Argentina: Lemon export season at risk as Tucuman worker strike continues

Argentina: Lemon export season at risk as Tucuman worker strike continues

Argentina: Lemon export season at risk as Tucuman worker strike continues

The conflict in Argentina between citrus companies and a group of self-organized growers continues to escalate with no end in sight in Tucuman, where 80 percent of the national lemon production comes from.

For the second consecutive week, the protesters are carrying out roadblocks, that prevent the passage of trucks from production areas, and blockades at farm entrances as well as lemon packing plants, according to La Nación.

The latest proposal from the industrial sector offered a wage of 1,700 pesos (US$18) and a per-case payment of 60 pesos (US$0.64), which is far from what the protesters are demanding.

The group of growers reportedly rejected the new proposal, considering it insufficient and have continued to demand an increase that guarantees them a daily wage of 2,500 pesos (US$27) and a per-case payment of 77.41 pesos.

“This arrangement was made behind the backs of the workers who have been stopping transportation for 10 days. We made our request clear: we want a wage of 2,500 pesos and we do not want to live in poverty anymore. That is what we have been demanding, the union knows it, the businesses know it and the government knows it. They want to continue to pay us with wages that result in starvation," a protester were reported as saying in a statement.

The secretary of the Argentine Citrus Federation (Federcitrus), Lucas Méndez Trongé, warned that because the protest is delaying the lemon harvest at the beginning of the season, it puts the exports expected by the sector at risk.

"In the United States, the window to export from our country begins at the end of April and extends until June, so these protests are delaying sales," he said.
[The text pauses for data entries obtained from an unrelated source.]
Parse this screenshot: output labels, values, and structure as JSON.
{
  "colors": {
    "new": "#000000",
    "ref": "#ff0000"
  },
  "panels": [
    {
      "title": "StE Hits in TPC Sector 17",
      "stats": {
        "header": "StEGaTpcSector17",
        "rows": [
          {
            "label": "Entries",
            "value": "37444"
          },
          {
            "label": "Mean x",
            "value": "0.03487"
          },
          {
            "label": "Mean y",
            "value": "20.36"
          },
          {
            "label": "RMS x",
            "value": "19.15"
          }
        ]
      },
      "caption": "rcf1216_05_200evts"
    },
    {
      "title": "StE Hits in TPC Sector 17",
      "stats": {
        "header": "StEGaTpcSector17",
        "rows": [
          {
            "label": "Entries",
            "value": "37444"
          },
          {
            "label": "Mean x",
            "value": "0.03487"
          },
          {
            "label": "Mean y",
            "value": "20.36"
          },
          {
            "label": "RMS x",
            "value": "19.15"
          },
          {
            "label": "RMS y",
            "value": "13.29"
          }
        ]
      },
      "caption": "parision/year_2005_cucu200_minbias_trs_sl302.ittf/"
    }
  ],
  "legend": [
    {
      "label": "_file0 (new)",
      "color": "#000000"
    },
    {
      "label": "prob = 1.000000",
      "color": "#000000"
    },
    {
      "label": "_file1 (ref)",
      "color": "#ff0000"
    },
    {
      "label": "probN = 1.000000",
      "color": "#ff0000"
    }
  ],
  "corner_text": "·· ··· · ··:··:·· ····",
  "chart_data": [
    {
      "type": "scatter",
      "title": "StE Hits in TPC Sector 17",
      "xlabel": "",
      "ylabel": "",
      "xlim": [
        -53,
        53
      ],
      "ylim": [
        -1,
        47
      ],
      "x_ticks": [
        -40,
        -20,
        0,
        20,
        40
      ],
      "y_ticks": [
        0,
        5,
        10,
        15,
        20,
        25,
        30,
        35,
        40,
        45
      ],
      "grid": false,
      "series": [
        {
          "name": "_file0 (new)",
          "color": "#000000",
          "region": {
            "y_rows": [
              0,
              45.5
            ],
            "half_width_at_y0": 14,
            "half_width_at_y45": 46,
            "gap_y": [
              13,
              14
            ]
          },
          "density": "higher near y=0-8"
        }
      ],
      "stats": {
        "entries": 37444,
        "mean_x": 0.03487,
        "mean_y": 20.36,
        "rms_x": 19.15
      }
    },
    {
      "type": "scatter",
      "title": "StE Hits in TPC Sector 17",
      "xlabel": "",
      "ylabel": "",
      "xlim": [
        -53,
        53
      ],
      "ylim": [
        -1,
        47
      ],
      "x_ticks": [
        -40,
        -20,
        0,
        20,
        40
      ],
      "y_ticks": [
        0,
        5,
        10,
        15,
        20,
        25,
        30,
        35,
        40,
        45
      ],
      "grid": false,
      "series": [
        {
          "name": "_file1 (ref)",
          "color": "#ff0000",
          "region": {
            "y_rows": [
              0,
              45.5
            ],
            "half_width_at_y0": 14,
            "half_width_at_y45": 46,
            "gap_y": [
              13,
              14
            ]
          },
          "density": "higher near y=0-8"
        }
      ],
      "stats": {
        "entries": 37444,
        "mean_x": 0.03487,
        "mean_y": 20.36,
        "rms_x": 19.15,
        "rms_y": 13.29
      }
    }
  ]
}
He explained to La Nación that, "if this conflict spreads and it is not possible to enter the farms to harvest, the fruit would exceed the size and color required for export, so it would be necessary to reallocate fruit and a bottleneck could occur, given that the factories have a limited processing capacity."

Méndez Trongé recalled that in 2019, as a result of heavy rains and protests, the harvest was delayed and it was necessary to discard tons of lemons because it was not possible to export on time and the fruit could not be processed due to an excess supply.

"We hope that this conflict will be resolved as soon as possible so that we do not reach a situation like that," the Secretary of Federcitrus was reported as saying.